After World War I she worked two years at the old Reliance Manufacturing Co. (now M. Fine & Sons) in Bedford, sewing collars and pockets on shirts.
She married Clarence Kirkman in 1920. A World War I veteran, he had been gassed while serving on the front lines in France. He was a blacksmith in the stone quarries several years before retiring in 1967. He died in 1983.
Mrs. Kirkman worked at Crane during World War II, helping to make parachutes. Three of her four sons served in the war, the fact of which she was quite proud.
Her children include one daughter, Annetta Kastner of Elkhart; and three sons, Bill Kirkman of Bedford, George Kirkman of Avoca and Harold Brinegar of Kokomo.
Although she says she prefers pie to cake, she plans to eat a piece of her birthday cake this weekend.
"I've had a pretty good life, and I'm looking forward to my party," Mrs. Kirkman said. "I'll be glad to see everybody, but I'll be happy when it's all over, too."
DAILY TIMES MAIL
MONDAY, NOVEMBER 28, 1994
OCT. 20, 1891 - NOV. 27, 1994
Lelah Kirkman, 103, R. 2, Springville, died at 10:48 a.m. Sunday at Bedford Regional Medical Center. She had been ill five months.
Born in Lawrence County, she was the daughter of Joseph and Jane (Smith) Lewis.
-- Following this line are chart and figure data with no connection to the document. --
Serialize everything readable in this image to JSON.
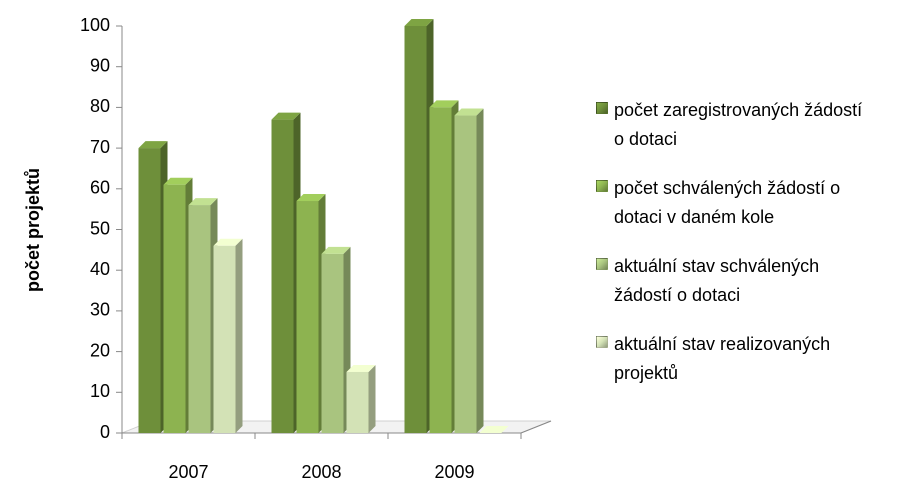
{
  "chart_data": {
    "type": "bar3d",
    "y_axis_label": "počet projektů",
    "categories": [
      "2007",
      "2008",
      "2009"
    ],
    "series": [
      {
        "name": "počet zaregistrovaných žádostí o dotaci",
        "color": "#6e8f3a",
        "values": [
          70,
          77,
          100
        ]
      },
      {
        "name": "počet schválených žádostí o dotaci v daném kole",
        "color": "#8db350",
        "values": [
          61,
          57,
          80
        ]
      },
      {
        "name": "aktuální stav schválených žádostí o dotaci",
        "color": "#a9c47f",
        "values": [
          56,
          44,
          78
        ]
      },
      {
        "name": "aktuální stav realizovaných projektů",
        "color": "#d3e2b6",
        "values": [
          46,
          15,
          0
        ]
      }
    ],
    "ylim": [
      0,
      100
    ],
    "yticks": [
      0,
      10,
      20,
      30,
      40,
      50,
      60,
      70,
      80,
      90,
      100
    ],
    "legend": "right"
  }
}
She first married Noeful Brinegar Dec. 2, 1908 and he died Dec. 9, 1918. She married Clarence S. Kirkman June 12, 1920 and he died March 13,1983.
She was a homemaker, a member of Avoca Baptist Church and a charter member of Avoca Vale Grandmothers Club.
Survivors include one daughter, Mrs. Harold (Annetta) Kastner of Elkhart; three sons: Harold F. Brinegar and William "Bill" Kirkman, both of Bedford, and George Kirkman of Avoca; five grandchildren, four great-grandchildren, six great-great-grandchildren and one great-great-great-grandchild.
Service will be 11 a.m. Wednesday at Day & Carter Mortuary, Bedford, with the Revs. Bob Cherry and Bob Kirkman officiating. Burial will follow at Hilltop Cemetery in Avoca.
Friends may call from 2-8 p.m. Tuesday at the funeral home.
Lelah Kirkman, 103, R. 2, Springville, who died Sunday, was preceded in death by one son, Darrel M. Brinegar. Information was provided by Day & Carter Mortuary, Bedford.